Decision Making Support in Wastewater Management: Comparative analysis of techniques and tools used in centralized and decentralized system layouts UDK 628.2


  • Harmony Musiyarira Polytechnic of Namibia, Windhoek, Namibia
  • Cornelius Chris Reynders University of the Witwatersrand, Johannesburg, South Africa
  • Prvoslav Marjanovic Educons University, SremskaKamenica, Serbia



centralized systems, decentralized systems, decision support systems, multi criteria decision analysis, sustainability


             Wastewater management has been seen primarily as a technical and economic issue but it is now recognised that these are some of the elements in an array of other factors that affect sustainability of wastewater systems. Literature studies point out that municipal authorities have a general and long-standing tradition of using indicators in monitoring performance, reviewing progress and reporting the state of the environment as part of the regulatory enacted compliance.

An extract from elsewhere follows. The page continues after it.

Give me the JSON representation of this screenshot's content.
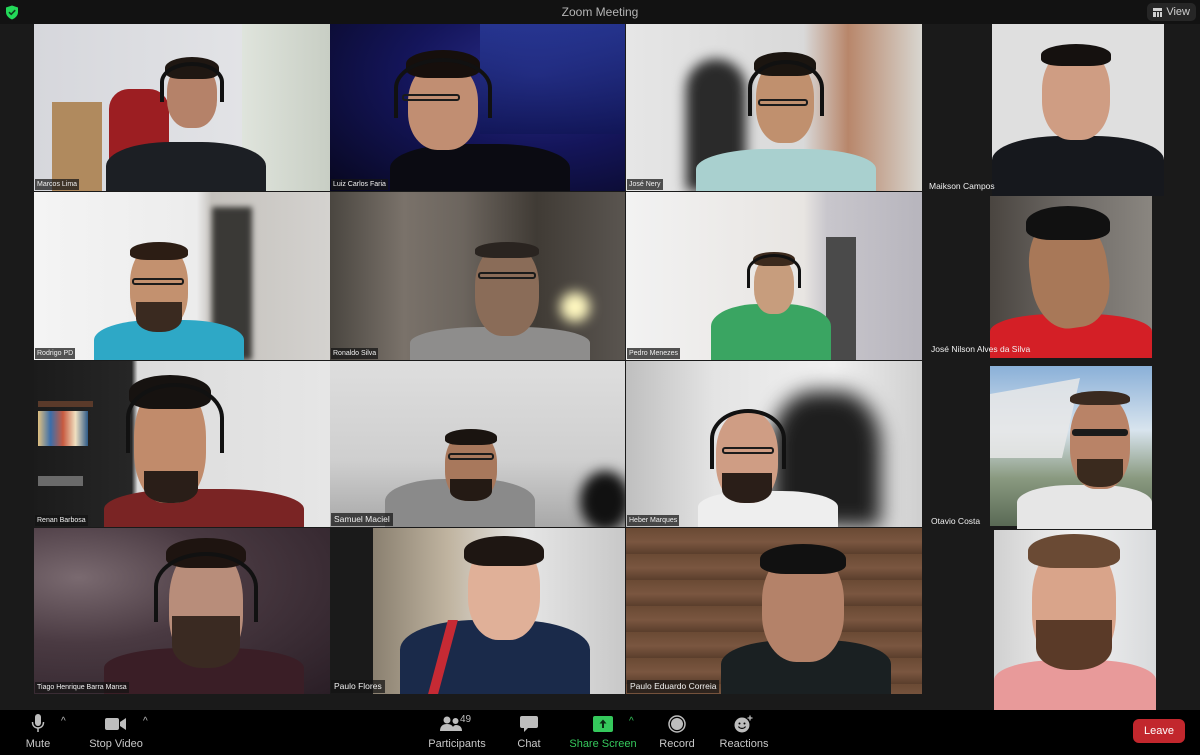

However, they have neglected other critical aspects of use of these indicators such as their input into the planning and decision making process. This research advocates for the use of sustainable indicators in a context based planning approach and the utilisation of Multi Criteria Decision Aid (MCDA) in a two step approach for comparative analysis and assessment of the sustainability of wastewater systems. The overall objective was to develop a methodology for wastewater systems selection and to produce a practical planning tool to aid in decision making for municipalities. Another objective was to provide recommendations for wastewater and sanitation management improvement in the case study area. The methodology consisted of comprehensive literature review, case study analysis, a review of the Decision Support Systems (DSS) in use and the development of the DSS for Gauteng Province. The full spectrum of viable wastewater or sanitation options was incorporated into the DSS. From the sustainability assessments carried out using Multi criteria decision analysis, one result showed that varying degrees of sustainability are obtainable with each treatment technology involved and decentralised technologies appear more sustainable. Based on the local context and indicators used in this research, the DSS results suggest that land treatment systems, stabilisation ponds and ecological treatment methods are more sustainable. One major finding from literature is that no technology is inherently sustainable on its own but is a function of the local context specifics. Since there is so much variation in social and economic needs within the areas; the overall results imply that a differential wastewater management approach should be employed with tailor made solutions resulting for each municipality or certain areas within a municipality.